In other developments of an international flavour, now we have left the EU we can see HMRC starting to flex its muscles. The abolition of cross-border group relief was a given. More unexpected was the slightly underhanded neutralisation of Vitol Aviation on the interaction of the diverted profits tax (DPT) with closure notices which just oh-so-happens to apply to any application for a corporation tax closure notice made on or after 27 September 2021 (the date of the Vitol Aviation decision) and means in practice that once a DPT review is underway the taxpayer is under a stronger incentive to kowtow to HMRC, adjust their pricing and settle their dispute, rather than fight on.

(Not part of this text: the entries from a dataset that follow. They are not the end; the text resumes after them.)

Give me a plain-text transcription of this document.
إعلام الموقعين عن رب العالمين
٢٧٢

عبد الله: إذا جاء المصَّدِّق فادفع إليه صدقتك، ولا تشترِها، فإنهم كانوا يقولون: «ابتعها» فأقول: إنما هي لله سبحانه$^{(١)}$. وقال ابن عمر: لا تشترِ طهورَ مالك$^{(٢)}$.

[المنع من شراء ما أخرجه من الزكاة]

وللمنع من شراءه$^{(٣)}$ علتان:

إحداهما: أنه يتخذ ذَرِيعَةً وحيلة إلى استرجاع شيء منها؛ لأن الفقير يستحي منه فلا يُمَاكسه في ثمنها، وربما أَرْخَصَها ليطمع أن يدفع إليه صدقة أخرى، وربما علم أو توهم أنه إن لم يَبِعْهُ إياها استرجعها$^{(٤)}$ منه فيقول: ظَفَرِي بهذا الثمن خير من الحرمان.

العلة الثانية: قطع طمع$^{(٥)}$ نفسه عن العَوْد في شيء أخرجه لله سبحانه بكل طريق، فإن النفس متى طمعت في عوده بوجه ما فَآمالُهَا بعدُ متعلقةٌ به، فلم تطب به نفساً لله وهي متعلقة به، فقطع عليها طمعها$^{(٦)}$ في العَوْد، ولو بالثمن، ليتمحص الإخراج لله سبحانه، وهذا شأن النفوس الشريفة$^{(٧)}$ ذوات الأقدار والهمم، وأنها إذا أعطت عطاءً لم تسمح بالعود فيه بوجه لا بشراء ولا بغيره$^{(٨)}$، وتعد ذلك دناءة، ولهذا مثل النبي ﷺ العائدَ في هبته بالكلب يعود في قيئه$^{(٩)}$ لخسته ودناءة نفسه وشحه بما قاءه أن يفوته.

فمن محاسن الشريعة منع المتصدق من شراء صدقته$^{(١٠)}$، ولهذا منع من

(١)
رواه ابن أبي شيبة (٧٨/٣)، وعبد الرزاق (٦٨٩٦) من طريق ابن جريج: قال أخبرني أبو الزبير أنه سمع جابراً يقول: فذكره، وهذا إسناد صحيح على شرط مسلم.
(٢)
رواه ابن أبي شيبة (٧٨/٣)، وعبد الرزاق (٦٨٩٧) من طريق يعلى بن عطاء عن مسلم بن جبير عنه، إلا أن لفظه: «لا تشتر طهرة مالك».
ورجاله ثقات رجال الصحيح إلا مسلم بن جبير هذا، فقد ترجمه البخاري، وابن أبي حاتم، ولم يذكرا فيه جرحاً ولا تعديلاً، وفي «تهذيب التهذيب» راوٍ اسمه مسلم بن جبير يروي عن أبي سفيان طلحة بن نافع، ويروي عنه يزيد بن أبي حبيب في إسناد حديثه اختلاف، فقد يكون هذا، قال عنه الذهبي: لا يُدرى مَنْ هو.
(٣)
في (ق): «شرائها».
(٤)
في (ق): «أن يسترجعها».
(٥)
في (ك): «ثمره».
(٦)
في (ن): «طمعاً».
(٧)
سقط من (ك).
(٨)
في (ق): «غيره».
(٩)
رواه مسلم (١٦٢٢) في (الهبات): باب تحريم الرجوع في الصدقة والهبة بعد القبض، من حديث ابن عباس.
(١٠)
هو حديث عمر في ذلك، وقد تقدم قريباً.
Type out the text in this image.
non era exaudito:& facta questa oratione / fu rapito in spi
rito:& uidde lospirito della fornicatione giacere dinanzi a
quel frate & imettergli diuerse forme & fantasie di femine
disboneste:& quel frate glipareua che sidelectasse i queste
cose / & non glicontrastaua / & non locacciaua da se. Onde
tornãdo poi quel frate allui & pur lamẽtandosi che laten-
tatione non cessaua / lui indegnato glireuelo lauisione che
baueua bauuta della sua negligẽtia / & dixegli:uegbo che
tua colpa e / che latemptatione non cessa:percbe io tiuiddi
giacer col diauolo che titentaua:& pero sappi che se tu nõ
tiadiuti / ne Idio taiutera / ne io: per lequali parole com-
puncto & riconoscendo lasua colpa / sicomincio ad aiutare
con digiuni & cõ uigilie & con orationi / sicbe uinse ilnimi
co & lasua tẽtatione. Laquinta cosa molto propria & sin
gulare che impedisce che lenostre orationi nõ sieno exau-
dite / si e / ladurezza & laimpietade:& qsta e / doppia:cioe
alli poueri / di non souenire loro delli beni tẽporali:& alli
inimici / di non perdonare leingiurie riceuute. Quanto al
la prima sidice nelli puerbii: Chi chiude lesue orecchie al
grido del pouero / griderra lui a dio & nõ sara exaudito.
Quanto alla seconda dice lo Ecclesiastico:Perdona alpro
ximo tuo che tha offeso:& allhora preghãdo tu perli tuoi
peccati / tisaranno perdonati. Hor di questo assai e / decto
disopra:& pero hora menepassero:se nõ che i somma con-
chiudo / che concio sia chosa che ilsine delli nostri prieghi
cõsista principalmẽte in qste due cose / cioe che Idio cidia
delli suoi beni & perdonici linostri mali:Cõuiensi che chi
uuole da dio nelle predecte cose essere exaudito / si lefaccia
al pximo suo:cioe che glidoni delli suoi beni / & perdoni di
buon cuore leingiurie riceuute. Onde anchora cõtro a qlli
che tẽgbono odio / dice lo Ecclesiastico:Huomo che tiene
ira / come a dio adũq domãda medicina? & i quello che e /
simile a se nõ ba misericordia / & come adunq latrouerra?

Note as well the online sales tax consultation. We might have expected this to have formulated proposals by now, given consultation with certain industry bodies behind the scenes for a while now. Hopefully (but don’t hold your breath) the upcoming consultation on this will be a proper public consultation that takes on board comments from the wider community. Let us not fear that, as seen elsewhere recently in tax developments, it is a token event that results in fully formulated proposals appearing just after the ‘public consultation’ closes.
Other developments were even more sector specific. Those in asset-finance will desire a good outcome from HMRC’s new powers around stamp duty in securitisation arrangements. Elsewhere in the financial services sector, while banks will be gloomily resigned to see the unpopular banking surcharge continue, and increase, smaller banks will be happy to see their allowance increase to £100m to stimulate growth. Various consultations are proceeding including the VAT treatment of fund management, as are legislative proposals around the residential property developer tax and the (very popular, much lobbied against but hopefully now less burdensome) uncertain tax treatment notification requirements.